From telecommunications networks to the manufacturing floor, through financial services to autonomous vehicles and beyond, computers are everywhere these days, generating a growing tsunami of data that needs to be captured, stored, processed, and analyzed.
At Red Hat, we see edge computing as an opportunity to extend the open hybrid cloud all the way to data sources and end users. Where data has traditionally lived in the datacenter or cloud, there are benefits and innovations that can be realized by processing the data these devices generate closer to where it is produced.
This is where edge computing comes in.
What is edge computing?
Edge computing is a distributed computing model in which data is captured, stored, processed, and analyzed at or near the physical location where it is created. By pushing computing out closer to these locations, users benefit from faster, more reliable services while companies benefit from the flexibility and scalability of hybrid cloud computing.
Edge computing vs. cloud computing
A cloud is an IT environment that abstracts, pools, and shares IT resources across a network. An edge is a computing location at the edge of a network, along with the hardware and software at those physical locations. Cloud computing is the act of running workloads within clouds, while edge computing is the act of running workloads on edge devices.
You can read more about cloud versus edge here.
4 benefits of edge computing
As the number of computing devices has grown, our networks simply haven’t kept pace with the demand, causing applications to be slower and/or more expensive to host centrally.
Pushing computing out to the edge helps reduce many of the issues and costs related to network latency and bandwidth, while also enabling new types of applications that were previously impractical or impossible.
1. Improve performance
When applications and data are hosted on centralized datacenters and accessed via the internet, speed and performance can suffer from slow network connections. By moving things out to the edge, network-related performance and availability issues are reduced, although not entirely eliminated.
2. Place applications where they make the most sense
By processing data closer to where it’s generated, insights can be gained more quickly and response times reduced drastically. This is particularly true for locations that may have intermittent connectivity, including geographically remote offices and on vehicles such as ships, trains, and airplanes.
3. Simplify meeting regulatory and compliance requirements
Different situations and locations often have different privacy, data residency, and localization requirements, which can be extremely complicated to manage through centralized data processing and storage, such as in datacenters or the cloud.
With edge computing, however, data can be collected, stored, processed, managed, and even scrubbed in-place, making it much easier to meet different locales’ regulatory and compliance requirements. For example, edge computing can be used to strip personally identifiable information (PII) or faces from video before being sent back to the datacenter.
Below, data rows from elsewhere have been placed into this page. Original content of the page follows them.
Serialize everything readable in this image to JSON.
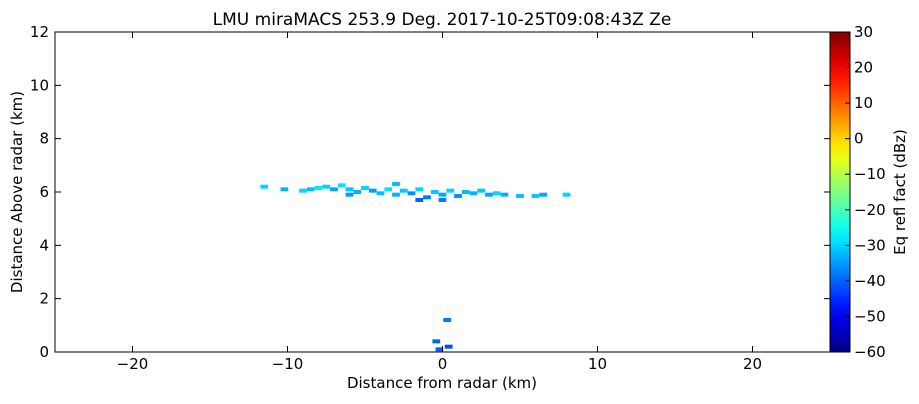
{
  "chart_data": {
    "type": "rhi",
    "title": "LMU miraMACS 253.9 Deg. 2017-10-25T09:08:43Z  Ze",
    "xlabel": "Distance from radar (km)",
    "ylabel": "Distance Above radar  (km)",
    "xlim": [
      -25,
      25
    ],
    "xticks": [
      -20,
      -10,
      0,
      10,
      20
    ],
    "ylim": [
      0,
      12
    ],
    "yticks": [
      0,
      2,
      4,
      6,
      8,
      10,
      12
    ],
    "colorbar": {
      "label": "Eq refl fact (dBz)",
      "lim": [
        -60,
        30
      ],
      "ticks": [
        -60,
        -50,
        -40,
        -30,
        -20,
        -10,
        0,
        10,
        20,
        30
      ],
      "colormap": "jet"
    },
    "x": [
      -11.5,
      -10.2,
      -9.0,
      -8.5,
      -8.0,
      -7.5,
      -7.0,
      -6.5,
      -6.0,
      -5.5,
      -5.0,
      -4.5,
      -4.0,
      -3.5,
      -3.0,
      -2.5,
      -2.0,
      -1.5,
      -1.0,
      -0.5,
      0.0,
      0.5,
      1.0,
      1.5,
      2.0,
      2.5,
      3.0,
      3.5,
      4.0,
      5.0,
      6.0,
      6.5,
      8.0,
      -1.5,
      0.0,
      -6.0,
      -3.0,
      -0.4,
      0.4,
      0.3,
      -0.2
    ],
    "y": [
      6.2,
      6.1,
      6.05,
      6.1,
      6.15,
      6.2,
      6.1,
      6.25,
      6.1,
      6.0,
      6.15,
      6.05,
      5.95,
      6.1,
      5.9,
      6.05,
      5.95,
      6.1,
      5.8,
      6.0,
      5.9,
      6.05,
      5.85,
      6.0,
      5.95,
      6.05,
      5.9,
      5.95,
      5.9,
      5.85,
      5.85,
      5.9,
      5.9,
      5.7,
      5.7,
      5.9,
      6.3,
      0.4,
      0.2,
      1.2,
      0.1
    ],
    "values": [
      -30,
      -33,
      -30,
      -32,
      -28,
      -30,
      -34,
      -29,
      -31,
      -33,
      -30,
      -35,
      -32,
      -29,
      -33,
      -31,
      -36,
      -30,
      -38,
      -31,
      -34,
      -30,
      -36,
      -32,
      -33,
      -31,
      -34,
      -30,
      -33,
      -32,
      -31,
      -34,
      -30,
      -40,
      -38,
      -35,
      -32,
      -40,
      -42,
      -38,
      -40
    ]
  }
}
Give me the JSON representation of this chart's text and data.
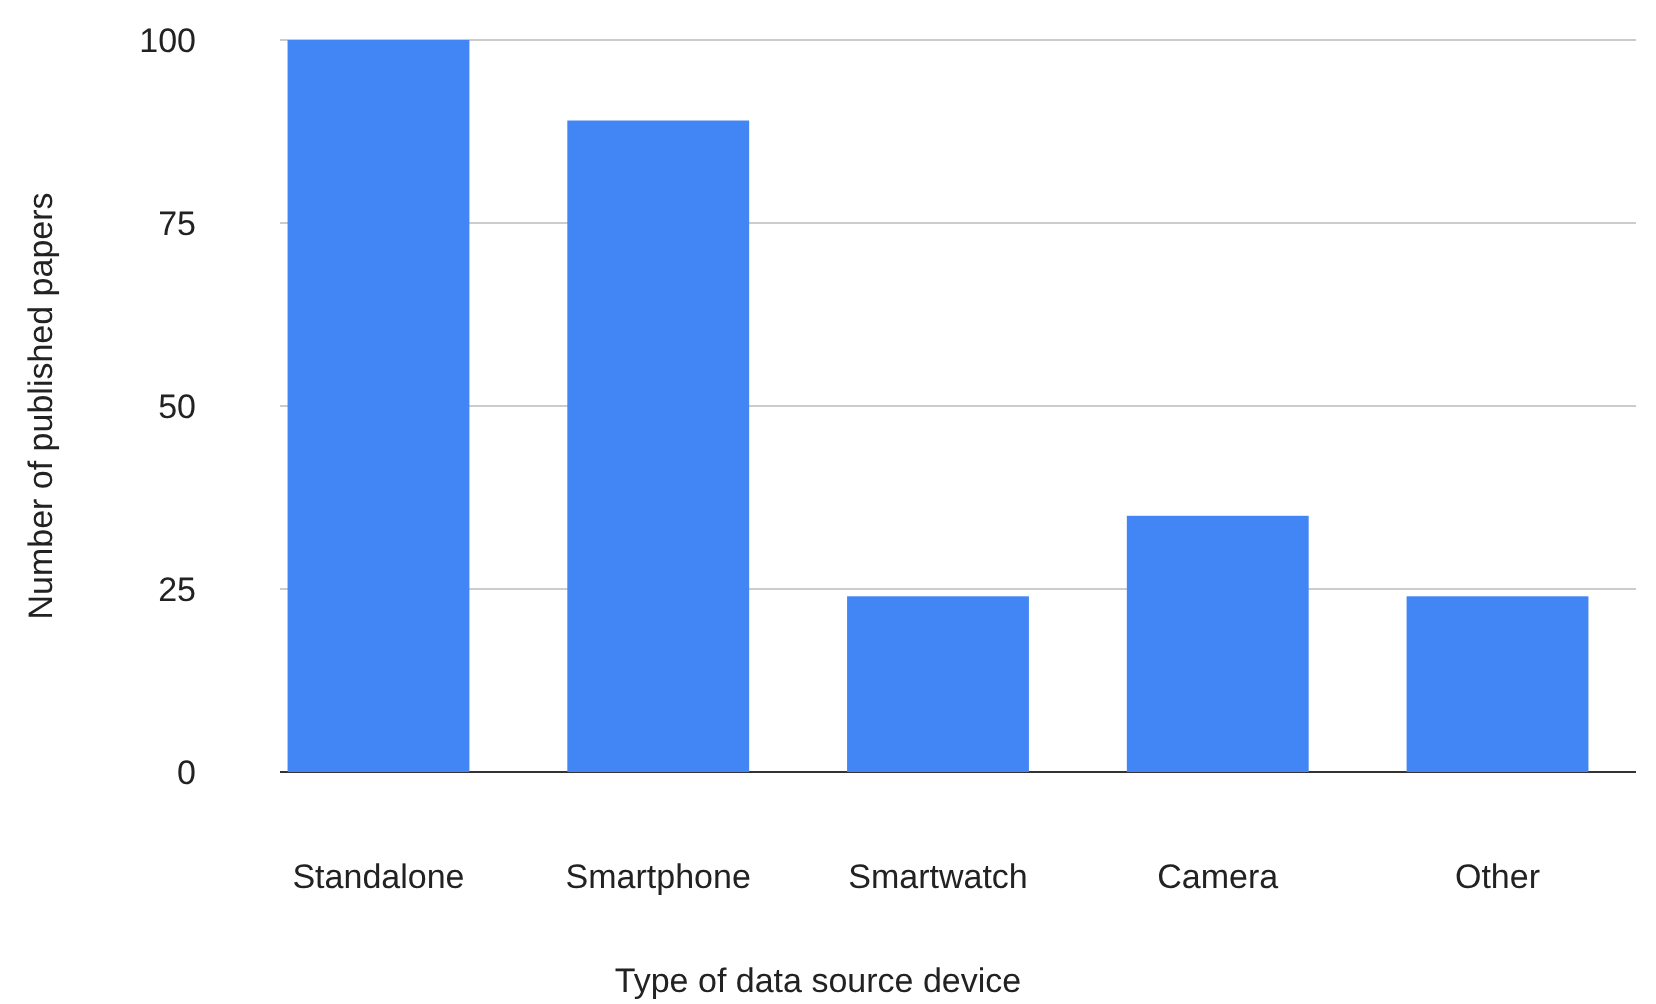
{
  "chart_data": {
    "type": "bar",
    "xlabel": "Type of data source device",
    "ylabel": "Number of published papers",
    "categories": [
      "Standalone",
      "Smartphone",
      "Smartwatch",
      "Camera",
      "Other"
    ],
    "values": [
      100,
      89,
      24,
      35,
      24
    ],
    "color": "#4285f4",
    "ylim": [
      0,
      100
    ],
    "yticks": [
      0,
      25,
      50,
      75,
      100
    ],
    "grid": "y"
  }
}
4. Enable AI/ML applications
Artificial intelligence and machine learning (AI/ML) are growing in importance and popularity since computers are often able to respond to rapidly changing situations much more quickly and accurately than humans.
But AI/ML applications often require processing, analyzing, and responding to enormous quantities of data which can’t reasonably be achieved with centralized processing due to network latency and bandwidth issues. Edge computing allows AI/ML applications to be deployed close to where data is collected so analytical results can be obtained in near real-time.
Red Hat’s approach to edge computing
Of course, the many benefits of edge computing come with some additional complexity in terms of scale, interoperability, and manageability.
Edge deployments often extend to a large number of locations that have minimal (or no) IT staff, or that vary in physical and environmental conditions. Edge stacks also often mix and match a combination of hardware and software elements from different vendors, and highly distributed edge architectures can become difficult to manage as infrastructure scales out to hundreds or even thousands of locations.
The Red Hat Edge portfolio addresses these challenges by helping organizations standardize on a modern hybrid cloud infrastructure, providing an interoperable, scalable and modern edge computing platform that combines the flexibility and extensibility of open source with the power of a rapidly growing partner ecosystem.
The Red Hat Edge portfolio includes:
The Red Hat Edge portfolio allows organizations to build and manage applications across hybrid, multi-cloud, and edge locations, increasing app innovation, speeding up deployment, and updating and improving overall DevSecOps efficiency.